Monday, May 24, 2021

God Save the Clarence Thomas Court

By  William McGurn |   The Wall Street Journal

In the highlights from a “Library of Congress” interview with Clarence Thomas, the Supreme Court Justice talks about victimhood, the confirmation process and why he writes so many opinions. Images: AP/Getty Images Composite: Mark Kelly

Supreme Court Justice Clarence Thomas is not chief justice, but never before has he had the power and influence he has now.

For Justice Thomas, any chance he might become chief justice has long since passed. But at 72, he is coming into his own. For circumstances have now made it as plausible to speak of the Thomas court as the Roberts court.

The trigger was the replacement of Justice Ruth Bader Ginsburg with Justice Amy Coney Barrett. This move gave conservatives a 6-3 majority, depriving Chief Justice John Roberts of the ability to swing decisions to the liberal side—unless he manages to bring Brett Kavanaugh along with him.

This gives Justice Kavanaugh Joe Manchin-like powers over any case in which the chief might go south on his more conservative-minded colleagues. It’s a big change from the days when Justice Anthony Kennedy could easily move back and forth, here siding with conservatives to strike down speech limits in Citizens United v. FEC (2010), and there unearthing in Obergefell v. Hodges (2015) a constitutional right for gay couples to marry.

For a while, Chief Justice Roberts looked as though he might become the new Anthony Kennedy. The chief pulled his own Kennedy in 2012, even before Justice Kennedy retired, when he saved ObamaCare by ruling that the individual mandate was a tax and thus constitutional. He has sided with the court’s liberal wing on other cases too, such as when he blocked the Trump administration’s bid to end the Obama-era Deferred Action for Childhood Arrivals program. At the same time, the Roberts court has lately been shy to take up contentious issues from abortion to gun rights.

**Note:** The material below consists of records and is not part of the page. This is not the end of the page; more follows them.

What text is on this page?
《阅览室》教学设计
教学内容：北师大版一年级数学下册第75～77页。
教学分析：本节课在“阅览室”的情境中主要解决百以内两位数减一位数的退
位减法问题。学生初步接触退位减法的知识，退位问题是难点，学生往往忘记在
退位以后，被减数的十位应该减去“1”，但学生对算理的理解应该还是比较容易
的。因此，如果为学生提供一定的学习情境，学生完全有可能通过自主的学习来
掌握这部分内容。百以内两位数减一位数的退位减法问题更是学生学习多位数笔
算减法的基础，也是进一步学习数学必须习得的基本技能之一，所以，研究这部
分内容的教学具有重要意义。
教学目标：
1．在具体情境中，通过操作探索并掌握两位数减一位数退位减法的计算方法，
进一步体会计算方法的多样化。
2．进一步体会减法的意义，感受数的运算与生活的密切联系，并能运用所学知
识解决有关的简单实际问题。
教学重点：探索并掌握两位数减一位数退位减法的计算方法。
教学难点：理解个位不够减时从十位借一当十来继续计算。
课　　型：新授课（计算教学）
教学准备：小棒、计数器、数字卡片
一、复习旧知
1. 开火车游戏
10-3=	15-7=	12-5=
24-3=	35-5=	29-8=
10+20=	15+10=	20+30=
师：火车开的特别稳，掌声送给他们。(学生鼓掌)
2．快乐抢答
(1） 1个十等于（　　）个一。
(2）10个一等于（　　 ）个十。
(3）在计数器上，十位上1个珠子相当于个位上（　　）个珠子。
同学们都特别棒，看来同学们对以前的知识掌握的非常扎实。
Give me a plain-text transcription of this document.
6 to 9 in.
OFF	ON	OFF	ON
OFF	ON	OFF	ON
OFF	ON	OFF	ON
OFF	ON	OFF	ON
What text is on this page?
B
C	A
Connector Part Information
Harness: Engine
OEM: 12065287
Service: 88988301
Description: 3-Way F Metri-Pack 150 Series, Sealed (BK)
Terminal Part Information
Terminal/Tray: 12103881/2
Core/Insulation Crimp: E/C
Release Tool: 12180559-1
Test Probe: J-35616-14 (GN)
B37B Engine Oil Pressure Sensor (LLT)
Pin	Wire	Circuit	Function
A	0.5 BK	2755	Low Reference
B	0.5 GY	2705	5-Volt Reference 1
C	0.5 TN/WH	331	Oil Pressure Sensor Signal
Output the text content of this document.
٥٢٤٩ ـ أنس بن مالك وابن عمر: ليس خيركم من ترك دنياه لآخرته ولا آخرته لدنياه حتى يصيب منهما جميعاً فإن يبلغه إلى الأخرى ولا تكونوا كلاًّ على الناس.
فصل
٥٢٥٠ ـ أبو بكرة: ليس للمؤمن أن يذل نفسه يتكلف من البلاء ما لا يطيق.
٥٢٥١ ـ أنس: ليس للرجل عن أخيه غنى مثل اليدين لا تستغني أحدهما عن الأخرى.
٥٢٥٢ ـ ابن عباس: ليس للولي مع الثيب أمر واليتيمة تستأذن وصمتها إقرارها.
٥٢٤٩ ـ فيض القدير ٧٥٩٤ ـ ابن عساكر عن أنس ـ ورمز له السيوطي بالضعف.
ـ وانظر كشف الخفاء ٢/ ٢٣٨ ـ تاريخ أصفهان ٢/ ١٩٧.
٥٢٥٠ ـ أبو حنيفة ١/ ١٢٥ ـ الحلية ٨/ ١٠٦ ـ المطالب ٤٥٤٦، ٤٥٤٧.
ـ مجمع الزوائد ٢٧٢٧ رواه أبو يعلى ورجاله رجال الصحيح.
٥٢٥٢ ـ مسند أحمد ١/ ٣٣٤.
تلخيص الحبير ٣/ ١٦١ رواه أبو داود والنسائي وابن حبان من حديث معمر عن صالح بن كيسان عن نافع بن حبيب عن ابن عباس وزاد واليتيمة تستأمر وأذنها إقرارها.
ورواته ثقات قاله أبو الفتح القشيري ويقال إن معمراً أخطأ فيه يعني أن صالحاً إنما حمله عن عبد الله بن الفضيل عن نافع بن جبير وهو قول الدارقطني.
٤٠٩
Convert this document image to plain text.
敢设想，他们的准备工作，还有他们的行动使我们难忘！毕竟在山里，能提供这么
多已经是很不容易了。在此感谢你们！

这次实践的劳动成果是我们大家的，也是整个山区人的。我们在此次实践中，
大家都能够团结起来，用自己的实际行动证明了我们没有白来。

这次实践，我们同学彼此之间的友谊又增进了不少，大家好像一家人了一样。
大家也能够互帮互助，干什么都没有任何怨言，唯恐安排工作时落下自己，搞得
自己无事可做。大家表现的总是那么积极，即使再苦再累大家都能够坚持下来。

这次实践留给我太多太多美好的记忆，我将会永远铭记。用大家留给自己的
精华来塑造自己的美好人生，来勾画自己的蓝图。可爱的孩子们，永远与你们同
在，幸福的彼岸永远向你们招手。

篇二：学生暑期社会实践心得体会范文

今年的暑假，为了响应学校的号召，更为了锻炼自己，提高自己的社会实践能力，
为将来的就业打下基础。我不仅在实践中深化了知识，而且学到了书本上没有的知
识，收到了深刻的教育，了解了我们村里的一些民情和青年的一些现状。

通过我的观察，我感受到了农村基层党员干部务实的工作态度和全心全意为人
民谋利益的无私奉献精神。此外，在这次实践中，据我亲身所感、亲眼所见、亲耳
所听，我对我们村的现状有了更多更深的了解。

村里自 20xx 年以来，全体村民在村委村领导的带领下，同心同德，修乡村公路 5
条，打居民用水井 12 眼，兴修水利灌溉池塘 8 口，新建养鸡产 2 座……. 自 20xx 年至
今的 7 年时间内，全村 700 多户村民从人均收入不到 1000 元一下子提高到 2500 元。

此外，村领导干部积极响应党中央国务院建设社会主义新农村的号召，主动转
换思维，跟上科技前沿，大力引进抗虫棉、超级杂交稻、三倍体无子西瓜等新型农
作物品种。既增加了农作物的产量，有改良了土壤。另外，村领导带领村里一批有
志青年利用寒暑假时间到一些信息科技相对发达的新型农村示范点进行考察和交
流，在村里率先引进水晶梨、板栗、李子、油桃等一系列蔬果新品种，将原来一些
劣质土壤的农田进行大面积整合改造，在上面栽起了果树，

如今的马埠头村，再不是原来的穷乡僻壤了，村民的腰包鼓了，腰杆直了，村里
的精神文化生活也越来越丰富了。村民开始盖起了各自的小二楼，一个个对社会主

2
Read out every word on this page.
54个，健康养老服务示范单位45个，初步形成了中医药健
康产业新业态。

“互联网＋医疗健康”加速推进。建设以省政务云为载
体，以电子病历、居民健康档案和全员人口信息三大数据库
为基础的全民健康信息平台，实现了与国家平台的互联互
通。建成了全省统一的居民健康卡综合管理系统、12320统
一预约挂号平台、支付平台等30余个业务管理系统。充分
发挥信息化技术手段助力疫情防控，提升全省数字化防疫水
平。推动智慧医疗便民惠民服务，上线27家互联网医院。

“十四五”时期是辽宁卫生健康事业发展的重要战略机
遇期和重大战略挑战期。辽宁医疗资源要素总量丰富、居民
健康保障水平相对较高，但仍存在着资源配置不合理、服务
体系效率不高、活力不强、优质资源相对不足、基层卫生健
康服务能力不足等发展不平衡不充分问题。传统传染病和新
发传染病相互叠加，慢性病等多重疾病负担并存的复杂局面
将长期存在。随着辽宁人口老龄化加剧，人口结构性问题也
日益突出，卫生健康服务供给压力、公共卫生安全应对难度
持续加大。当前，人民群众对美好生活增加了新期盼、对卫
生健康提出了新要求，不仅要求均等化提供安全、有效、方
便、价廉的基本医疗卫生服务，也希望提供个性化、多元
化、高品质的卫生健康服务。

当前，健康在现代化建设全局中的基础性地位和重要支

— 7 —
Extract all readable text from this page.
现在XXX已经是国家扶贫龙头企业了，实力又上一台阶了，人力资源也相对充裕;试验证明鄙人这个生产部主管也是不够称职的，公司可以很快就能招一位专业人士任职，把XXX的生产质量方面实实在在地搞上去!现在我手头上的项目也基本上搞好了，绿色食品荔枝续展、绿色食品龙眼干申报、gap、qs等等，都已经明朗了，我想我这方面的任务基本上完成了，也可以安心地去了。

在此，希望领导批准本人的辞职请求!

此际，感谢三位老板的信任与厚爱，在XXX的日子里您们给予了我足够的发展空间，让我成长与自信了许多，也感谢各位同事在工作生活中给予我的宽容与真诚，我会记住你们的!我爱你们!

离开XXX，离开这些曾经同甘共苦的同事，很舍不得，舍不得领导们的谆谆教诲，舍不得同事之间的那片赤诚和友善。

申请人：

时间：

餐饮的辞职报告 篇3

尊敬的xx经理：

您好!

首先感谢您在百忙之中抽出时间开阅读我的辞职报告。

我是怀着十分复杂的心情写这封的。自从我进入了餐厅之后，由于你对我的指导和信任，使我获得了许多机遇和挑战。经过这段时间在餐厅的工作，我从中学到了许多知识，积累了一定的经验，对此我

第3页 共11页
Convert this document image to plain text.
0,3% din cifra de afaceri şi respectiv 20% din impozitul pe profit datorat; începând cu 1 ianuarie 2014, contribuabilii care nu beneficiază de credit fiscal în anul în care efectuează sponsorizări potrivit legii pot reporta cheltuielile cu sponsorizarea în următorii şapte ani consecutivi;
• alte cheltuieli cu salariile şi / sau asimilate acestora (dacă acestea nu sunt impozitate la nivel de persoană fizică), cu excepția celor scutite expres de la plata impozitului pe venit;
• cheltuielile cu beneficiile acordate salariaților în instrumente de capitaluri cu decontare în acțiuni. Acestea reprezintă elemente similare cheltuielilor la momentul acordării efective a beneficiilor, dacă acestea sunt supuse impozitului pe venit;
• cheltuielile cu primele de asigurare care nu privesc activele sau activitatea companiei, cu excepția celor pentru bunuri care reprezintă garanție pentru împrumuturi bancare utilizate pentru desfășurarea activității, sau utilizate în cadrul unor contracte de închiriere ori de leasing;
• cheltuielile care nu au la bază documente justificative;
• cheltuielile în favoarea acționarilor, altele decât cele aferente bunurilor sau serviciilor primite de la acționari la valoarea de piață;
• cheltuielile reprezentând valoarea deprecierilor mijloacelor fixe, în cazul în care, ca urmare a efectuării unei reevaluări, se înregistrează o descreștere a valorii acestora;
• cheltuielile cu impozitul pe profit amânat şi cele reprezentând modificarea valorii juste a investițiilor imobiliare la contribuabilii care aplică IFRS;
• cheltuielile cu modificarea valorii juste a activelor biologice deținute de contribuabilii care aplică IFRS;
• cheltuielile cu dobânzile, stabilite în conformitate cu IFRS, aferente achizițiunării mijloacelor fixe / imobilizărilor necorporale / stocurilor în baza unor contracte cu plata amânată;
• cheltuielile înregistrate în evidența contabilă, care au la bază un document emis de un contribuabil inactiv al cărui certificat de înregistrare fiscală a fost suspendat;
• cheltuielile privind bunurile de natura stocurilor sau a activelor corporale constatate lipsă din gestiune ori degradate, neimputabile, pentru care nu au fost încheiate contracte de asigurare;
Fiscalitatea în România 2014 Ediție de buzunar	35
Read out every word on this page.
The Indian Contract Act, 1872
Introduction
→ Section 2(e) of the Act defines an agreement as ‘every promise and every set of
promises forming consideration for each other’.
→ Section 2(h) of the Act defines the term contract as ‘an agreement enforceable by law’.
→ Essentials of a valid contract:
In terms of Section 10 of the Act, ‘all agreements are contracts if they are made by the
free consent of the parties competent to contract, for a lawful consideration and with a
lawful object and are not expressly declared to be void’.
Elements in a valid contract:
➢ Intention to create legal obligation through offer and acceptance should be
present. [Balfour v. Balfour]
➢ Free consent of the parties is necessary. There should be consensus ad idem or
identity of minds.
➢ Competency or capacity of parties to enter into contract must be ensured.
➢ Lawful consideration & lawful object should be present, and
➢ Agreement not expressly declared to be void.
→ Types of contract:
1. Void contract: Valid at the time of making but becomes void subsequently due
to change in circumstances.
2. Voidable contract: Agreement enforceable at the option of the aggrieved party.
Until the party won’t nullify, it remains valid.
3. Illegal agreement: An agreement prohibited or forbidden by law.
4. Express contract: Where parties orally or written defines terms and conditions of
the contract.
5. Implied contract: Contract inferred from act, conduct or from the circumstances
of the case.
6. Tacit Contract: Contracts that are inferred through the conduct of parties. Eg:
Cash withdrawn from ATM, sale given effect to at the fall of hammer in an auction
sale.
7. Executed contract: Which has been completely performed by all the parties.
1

Enter Clarence Thomas. As Jan Crawford Greenburg noted in her 2007 book, “Supreme Conflict,” for many years Justice Thomas has been dismissed unfairly as Antonin Scalia’s sidekick. In fact, the men weren’t only brothers-in-arms but brothers—just listen to Justice Thomas’s tremendous eulogy for Scalia—whose significant disagreements on issues from natural law to deference to precedent helped each hone his own position while increasing their mutual respect.

Among the things these two great judges shared was an understanding that a majority opinion isn’t the only way to leave a mark. Like Scalia—whose greatest contribution may have been his fearless solitary 1988 dissent in Morrison v. Olson on the unconstitutionality of the independent counsel—many of Justice Thomas’s most powerful contributions haven’t come through majority opinions. Instead, they have come through dissents, concurrences and comments on denials of petitions to hear an appeal.

“His writings are often of the ‘emperor has no clothes’ variety where he argues that practice and Supreme Court precedent contradict the original meaning of the Constitution,” says John Yoo, a University of California, Berkeley, law professor who once clerked for Justice Thomas. “He isn’t really trying to win the case that day but is instead aiming for five, 10, 20 years ahead, when the court might come to its senses.”

Today the changes on the court have left Justice Thomas uniquely empowered. First, the new conservative majority now requires two defections for the liberals to triumph. Second, as the associate justice with the most seniority, it falls to Justice Thomas to assign the majority opinion when the chief justice comes down on the dissenting side. That presents Chief Justice Roberts with a dilemma: Since he can no longer dictate the outcome by himself, choosing the dissenting side without Justice Kavanaugh invites a Thomas majority opinion.

Take Dobbs v. Jackson Women’s Health Organization, which the court recently decided to hear. It involves a Mississippi law that would limit most abortions after 15 weeks of pregnancy. We don’t know if the chief voted to hear the case. But even if he didn’t, he now has an incentive to side with conservatives so he can write a majority opinion more narrow than what Justice Thomas would likely write.

Count this as a victory for Justice Thomas. Only 2½ years ago, he issued a tart dissent from the court’s decision not to consider another abortion-restriction case, accusing the court of ducking its responsibility. He called on the Roberts court to show some backbone: “Some tenuous connection to a politically fraught issue does not justify abdicating our judicial duty. If anything, neutrally applying the law is all the more important when political issues are in the background.” That’s the whole reason, he wrote, the Framers gave Supreme Court justices lifetime tenure.

He made similar remarks about the Second Amendment becoming “a disfavored right” after the court passed on several gun cases. As he rightly noted, this was when lower courts were flouting key Supreme Court rulings such as District of Columbia v. Heller (2008) and McDonald v. Chicago (2010).

Now the Supreme Court has agreed to hear a case about a New York gun law and another about a Mississippi abortion restriction. If the court does the right thing, it will take up one dealing with Harvard’s discrimination against Asian-Americans.

On the Supreme Court, it’s good to be chief. But right now it may be better to be Clarence Thomas.